If $V$ and $W$ are $\mathbb{F}$ vector spaces, A $k$-multilinear alternating map $V^k \to W$ induces a unique linear map $f: \bigwedge^k V \to W$.
In the special case $W = \mathbb{F}$ and $\dim V < \infty$ (correct me if I'm wrong, I believe this last definition is necessary), we can write down $f$ as a sum of elements like $f_1 \wedge \dotsb \wedge f_k$, where $f \in V^*$. When $W \neq \mathbb{F}$, is there any notion of the wedge product of maps $\phi: V \to W$? How would it be evaluated?
Or is the best we can do to write $$ f = \sum_{i=1}^n ((f_1^i \wedge \dotsb \wedge f_k^i)\otimes w_i), \quad \text{for } f_j^l \in V^*? $$
Let $\{w_i\}_{i\in I}$ be a basis for $W$.
Let $\{w_i^*\in W^*\}_{i\in I}$ be the dual set, i.e., $w_i^*:W\rightarrow\mathbb{F}$ is a linear functional s.t. $w_i^*(w_j)=\delta_{ij}$.
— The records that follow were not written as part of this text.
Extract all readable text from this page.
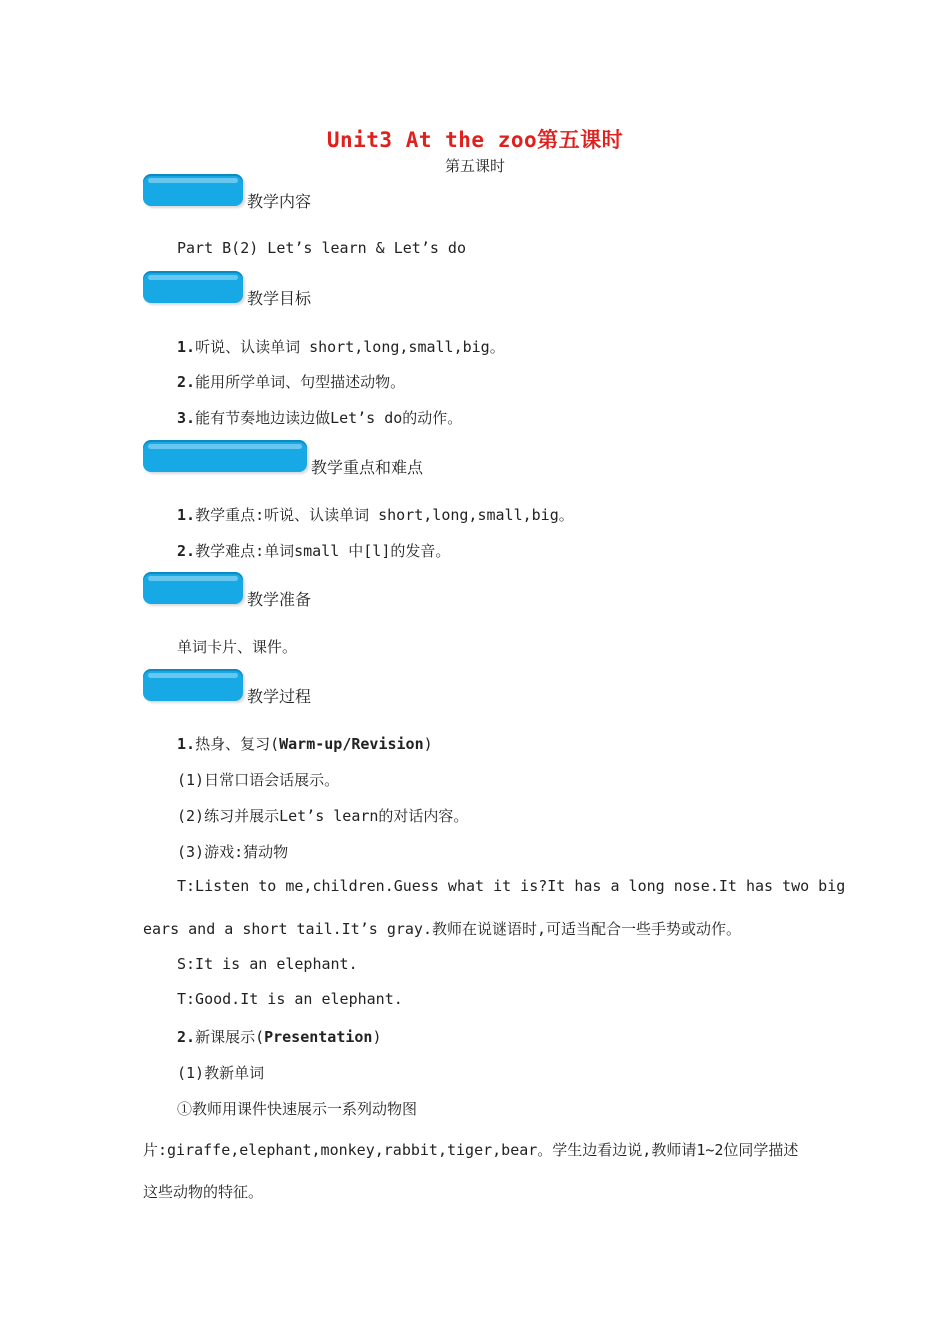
Unit3 At the zoo第五课时
第五课时
教学内容
Part B(2) Let’s learn & Let’s do
教学目标
1.听说、认读单词 short,long,small,big。
2.能用所学单词、句型描述动物。
3.能有节奏地边读边做Let’s do的动作。
教学重点和难点
1.教学重点:听说、认读单词 short,long,small,big。
2.教学难点:单词small 中[l]的发音。
教学准备
单词卡片、课件。
教学过程
1.热身、复习(Warm-up/Revision)
(1)日常口语会话展示。
(2)练习并展示Let’s learn的对话内容。
(3)游戏:猜动物
T:Listen to me,children.Guess what it is?It has a long nose.It has two big
ears and a short tail.It’s gray.教师在说谜语时,可适当配合一些手势或动作。
S:It is an elephant.
T:Good.It is an elephant.
2.新课展示(Presentation)
(1)教新单词
①教师用课件快速展示一系列动物图
片:giraffe,elephant,monkey,rabbit,tiger,bear。学生边看边说,教师请1~2位同学描述
这些动物的特征。
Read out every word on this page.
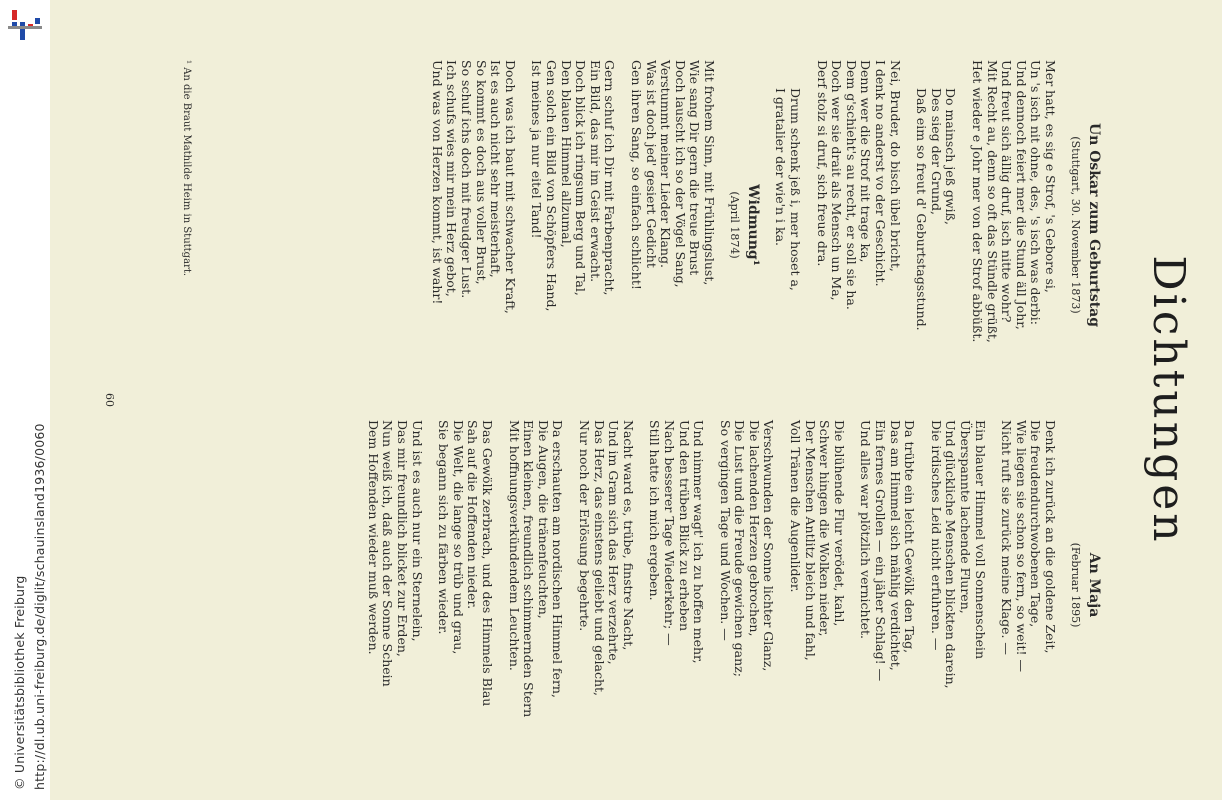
http://dl.ub.uni-freiburg.de/diglit/schauinsland1936/0060
© Universitätsbibliothek Freiburg
Dichtungen
Un Oskar zum Geburtstag
(Stuttgart, 30. November 1873)
Mer hatt, es sig e Strof, 's Gebore si,
Un 's isch nit ohne, des, 's isch was derbi:
Und dennoch feiert mer die Stund äll Johr,
Und freut sich ällig druf, isch nitte wohr?
Mit Recht au, denn so oft das Stündle grüßt,
Het wieder e Johr mer von der Strof abbüßt.
Do mainsch jeß gwiß,
Des sieg der Grund,
Daß eim so freut d' Geburtstagsstund.
Nei, Bruder, do bisch übel bricht,
I denk no anderst vo der Geschicht.
Denn wer die Strof nit trage ka,
Dem g'schieht's au recht, er soll sie ha.
Doch wer sie drait als Mensch un Ma,
Derf stolz si druf, sich freue dra.
Drum schenk jeß i, mer hoset a,
I gratalier der wie'n i ka.
Widmung¹
(April 1874)
Mit frohem Sinn, mit Frühlingslust,
Wie sang Dir gern die treue Brust
Doch lauscht ich so der Vögel Sang,
Verstummt meiner Lieder Klang.
Was ist doch jed' gesiert Gedicht
Gen ihren Sang, so einfach schlicht!
Gern schuf ich Dir mit Farbenpracht,
Ein Bild, das mir im Geist erwacht.
Doch blick ich ringsum Berg und Tal,
Den blauen Himmel allzumal,
Gen solch ein Bild von Schöpfers Hand,
Ist meines ja nur eitel Tand!
Doch was ich baut mit schwacher Kraft,
Ist es auch nicht sehr meisterhaft,
So kommt es doch aus voller Brust,
So schuf ichs doch mit freudger Lust.
Ich schufs wies mir mein Herz gebot,
Und was von Herzen kommt, ist wahr!
An Maja
(Februar 1895)
Denk ich zurück an die goldene Zeit,
Die freudendurchwobenen Tage,
Wie liegen sie schon so fern, so weit! —
Nicht ruft sie zurück meine Klage. —
Ein blauer Himmel voll Sonnenschein
Überspannte lachende Fluren,
Und glückliche Menschen blickten darein,
Die irdisches Leid nicht erfuhren. —
Da trübte ein leicht Gewölk den Tag,
Das am Himmel sich mählig verdichtet,
Ein fernes Grollen — ein jäher Schlag! —
Und alles war plötzlich vernichtet.
Die blühende Flur verödet, kahl,
Schwer hingen die Wolken nieder,
Der Menschen Antlitz bleich und fahl,
Voll Tränen die Augenlider.
Verschwunden der Sonne lichter Glanz,
Die lachenden Herzen gebrochen,
Die Lust und die Freude gewichen ganz;
So vergingen Tage und Wochen. —
Und nimmer wagt' ich zu hoffen mehr,
Und den trüben Blick zu erheben
Nach besserer Tage Wiederkehr; —
Still hatte ich mich ergeben.
Nacht ward es, trübe, finstre Nacht,
Und im Gram sich das Herz verzehrte,
Das Herz, das einstens geliebt und gelacht,
Nur noch der Erlösung begehrte.
Da erschauten am nordischen Himmel fern,
Die Augen, die tränenfeuchten,
Einen kleinen, freundlich schimmernden Stern
Mit hoffnungsverkündendem Leuchten.
Das Gewölk zerbrach, und des Himmels Blau
Sah auf die Hoffenden nieder.
Die Welt, die lange so trüb und grau,
Sie begann sich zu färben wieder.
Und ist es auch nur ein Sternelein,
Das mir freundlich blicket zur Erden,
Nun weiß ich, daß auch der Sonne Schein
Dem Hoffenden wieder muß werden.
¹ An die Braut Mathilde Heim in Stuttgart.
60
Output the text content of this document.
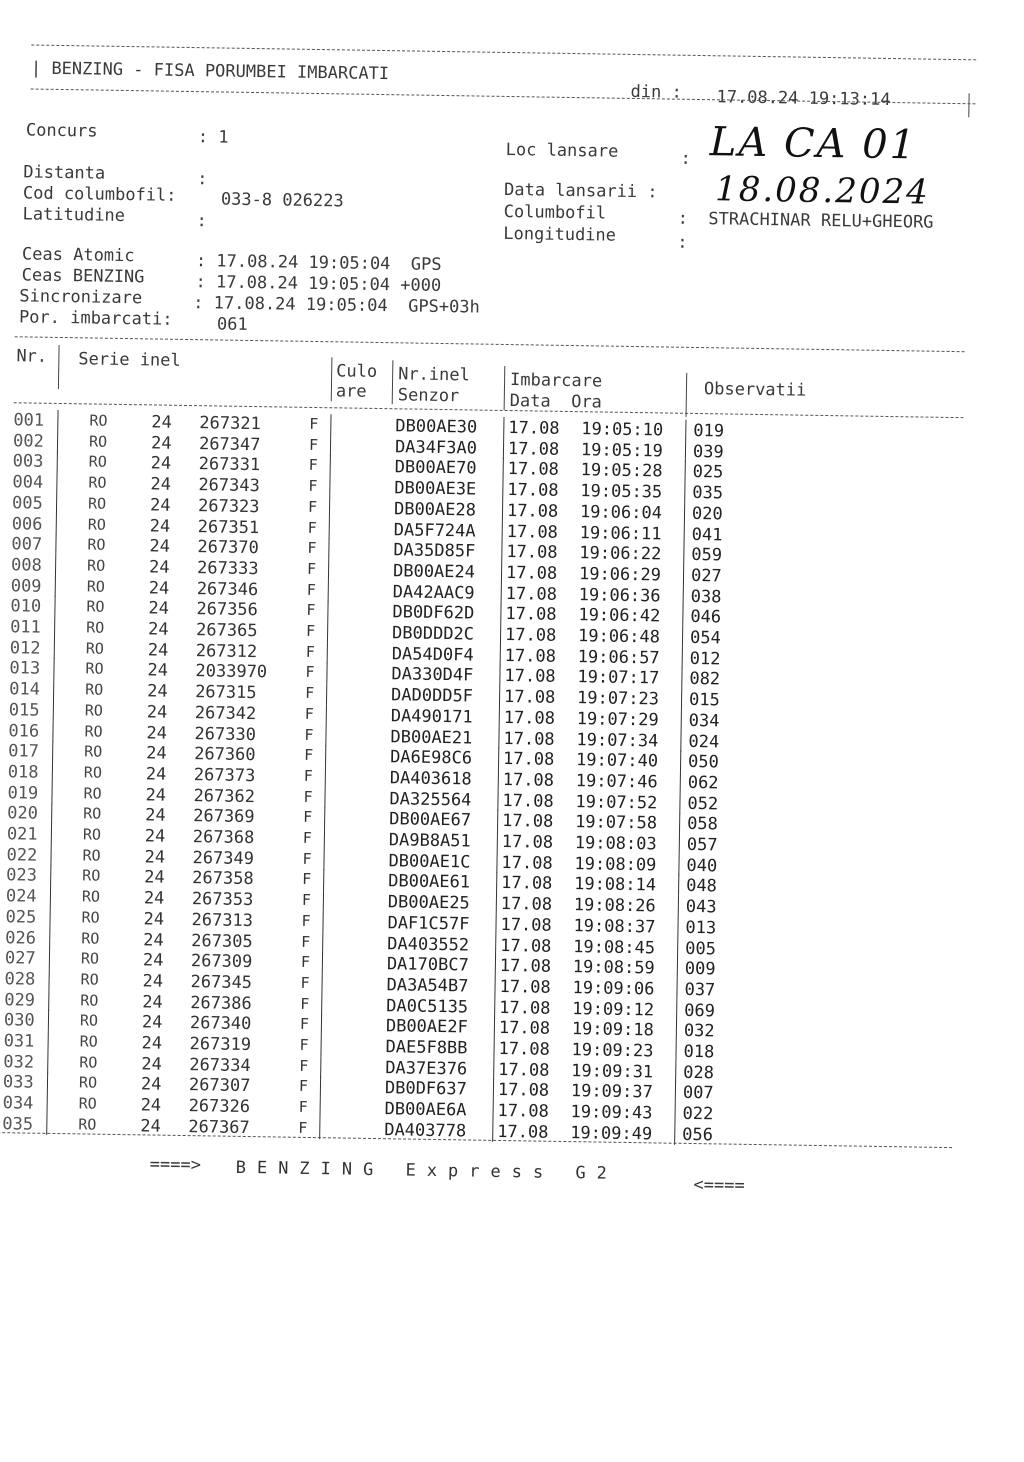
| BENZING - FISA PORUMBEI IMBARCATI
din : 17.08.24 19:13:14
Concurs	: 1
Loc lansare	: LA CA 01
Distanta	:
Cod columbofil:	033-8 026223
Latitudine	:
Data lansarii : 18.08.2024
Columbofil	:  STRACHINAR RELU+GHEORG
Longitudine	:
Ceas Atomic	: 17.08.24 19:05:04  GPS
Ceas BENZING	: 17.08.24 19:05:04 +000
Sincronizare	: 17.08.24 19:05:04  GPS+03h
Por. imbarcati:	061
Nr. Serie inel
Culo
are
Nr.inel
Senzor
Imbarcare
Data  Ora
Observatii
001	RO	24 267321	F	DB00AE30 17.08 19:05:10 019
002	RO	24 267347	F	DA34F3A0 17.08 19:05:19 039
003	RO	24 267331	F	DB00AE70 17.08 19:05:28 025
004	RO	24 267343	F	DB00AE3E 17.08 19:05:35 035
005	RO	24 267323	F	DB00AE28 17.08 19:06:04 020
006	RO	24 267351	F	DA5F724A 17.08 19:06:11 041
007	RO	24 267370	F	DA35D85F 17.08 19:06:22 059
008	RO	24 267333	F	DB00AE24 17.08 19:06:29 027
009	RO	24 267346	F	DA42AAC9 17.08 19:06:36 038
010	RO	24 267356	F	DB0DF62D 17.08 19:06:42 046
011	RO	24 267365	F	DB0DDD2C 17.08 19:06:48 054
012	RO	24 267312	F	DA54D0F4 17.08 19:06:57 012
013	RO	24 2033970	F	DA330D4F 17.08 19:07:17 082
014	RO	24 267315	F	DAD0DD5F 17.08 19:07:23 015
015	RO	24 267342	F	DA490171 17.08 19:07:29 034
016	RO	24 267330	F	DB00AE21 17.08 19:07:34 024
017	RO	24 267360	F	DA6E98C6 17.08 19:07:40 050
018	RO	24 267373	F	DA403618 17.08 19:07:46 062
019	RO	24 267362	F	DA325564 17.08 19:07:52 052
020	RO	24 267369	F	DB00AE67 17.08 19:07:58 058
021	RO	24 267368	F	DA9B8A51 17.08 19:08:03 057
022	RO	24 267349	F	DB00AE1C 17.08 19:08:09 040
023	RO	24 267358	F	DB00AE61 17.08 19:08:14 048
024	RO	24 267353	F	DB00AE25 17.08 19:08:26 043
025	RO	24 267313	F	DAF1C57F 17.08 19:08:37 013
026	RO	24 267305	F	DA403552 17.08 19:08:45 005
027	RO	24 267309	F	DA170BC7 17.08 19:08:59 009
028	RO	24 267345	F	DA3A54B7 17.08 19:09:06 037
029	RO	24 267386	F	DA0C5135 17.08 19:09:12 069
030	RO	24 267340	F	DB00AE2F 17.08 19:09:18 032
031	RO	24 267319	F	DAE5F8BB 17.08 19:09:23 018
032	RO	24 267334	F	DA37E376 17.08 19:09:31 028
033	RO	24 267307	F	DB0DF637 17.08 19:09:37 007
034	RO	24 267326	F	DB00AE6A 17.08 19:09:43 022
035	RO	24 267367	F	DA403778 17.08 19:09:49 056
====> BENZING Express G2
<====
Since every $w\in W$ can be written as a finite linear combination of the elements of this basis then $w=\sum_{i\in I}w_i^*(w)w_i$ (Notice that this is a finite sum).
Thus, you can write the linearization $F:\bigwedge^kV\rightarrow W$ as $F(r)=\sum_{i\in I}w_i^*(F(r))w_i$.
Now, the map $w_i^*\circ F: \bigwedge^kV\rightarrow \mathbb{F}$ can be described as you know.